Rashtriya Swayamsevak Sangh volunteers at an event in Allahabad on April 2. | Sanjay Kanojia/AFP

By / Scroll

In the Kannada literary world, Devanura Mahadeva first made his name through short stories and a novella, Kusumabale, of striking originality and power. He has since won respect for his political integrity and his moral courage, for his refusal to succumb to the seductions of state patronage, and for his identification with the disadvantaged and the oppressed. He is a passionate advocate of inter-faith harmony, his commitment to pluralism witnessed most recently in his going to a market in Mysuru to buy halal meat when a ban on the product was sought to be imposed by thugs of a Hindutva persuasion.

In July, Mahadeva published a tract outlining his views on the Rashtriya Swayamsewak Sangh. A week after it was printed, the website The News Minute reported: “A critical exploration of the RSS, the book has been flying off the shelves since its release, prompting the state’s rightwing ecosystem to unleash all its arms to discredit both the book and its author.” MPs of the ruling Bharatiya Janata Party, as well as those who pass as “intellectuals” on that side of the political spectrum, unburdened themselves with a torrent of abuse aimed at the author. No matter; the tract sold tens of thousands of copies, being discussed and debated in the farthest corners of the state.

Happily for those of us who do not read Kannada, Mahadeva’s pamphlet is now to appear in other languages, including Tamil, Telugu, and Malayalam. I have recently been reading the English translation, by SR Ramakrishna, which is soon to be published as a book.

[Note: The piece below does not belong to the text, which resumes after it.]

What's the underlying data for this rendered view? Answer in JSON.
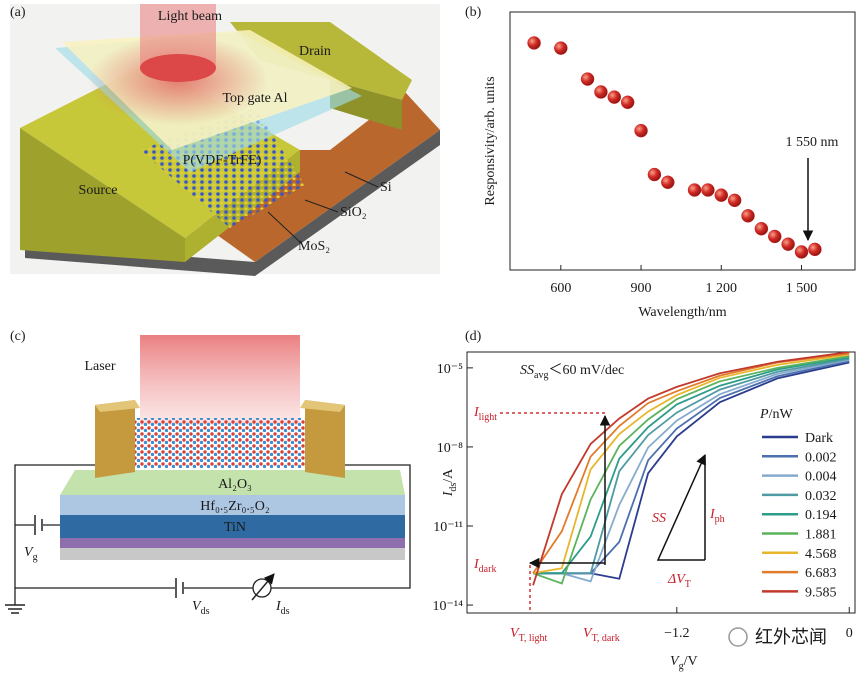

Endorsing caste inequalities

The main text begins with quotations from MS Golwalkar and VD Savarkar, the two ideologues who have shaped Hindutva as it is today. Here we find Golwalkar justifying the caste system and its in-built hierarchies, on the grounds that they have scriptural sanction, and Savarkar urging worship of the Manusmriti, notwithstanding the fact that its endorsement of caste and gender inequalities is so antithetical to the Indian Constitution. The Savarkar quote chosen by Mahadeva is especially telling:

Manusmriti is that scripture which is most worshipable after Vedas for our Hindu Nation and which from ancient times has become the basis of our culture-customs, thought and practice. This book for centuries has codified the spiritual and divine march of our nation. Even today the rules which are followed by crores of Hindus in their lives and practice are based on Manusmriti. Today Manusmriti is Hindu Law. That is fundamental.”

Another quote from Golwalkar has the RSS ideologue calling the federal system of a union of states “poisonous”, urging instead a unitary political system based on the homogenising principle of “One Country, One State, One Legislature, One Executive’’.

Devanura Mahadeva draws our attention to the crudity of what passes for thinking in the RSS. The Sangh’s Bible, as it were, is a book of Golwalkar’s entitled Bunch of Thoughts, but, as Mahedeva writes, “If you look inside this book for anything that could be considered a ‘thought’, or ‘chintane’, you will find absolutely nothing. What it offers is only a set of random, dangerous beliefs, and that too from a bygone time.” (Having read the book several times myself, I entirely concur with this judgment). The RSS’s ideology is so narrow-minded that, as Mahadeva remarks, “forget about anyone else, no sensible Brahmin even can accept this devilish view of the past that the RSS presents”.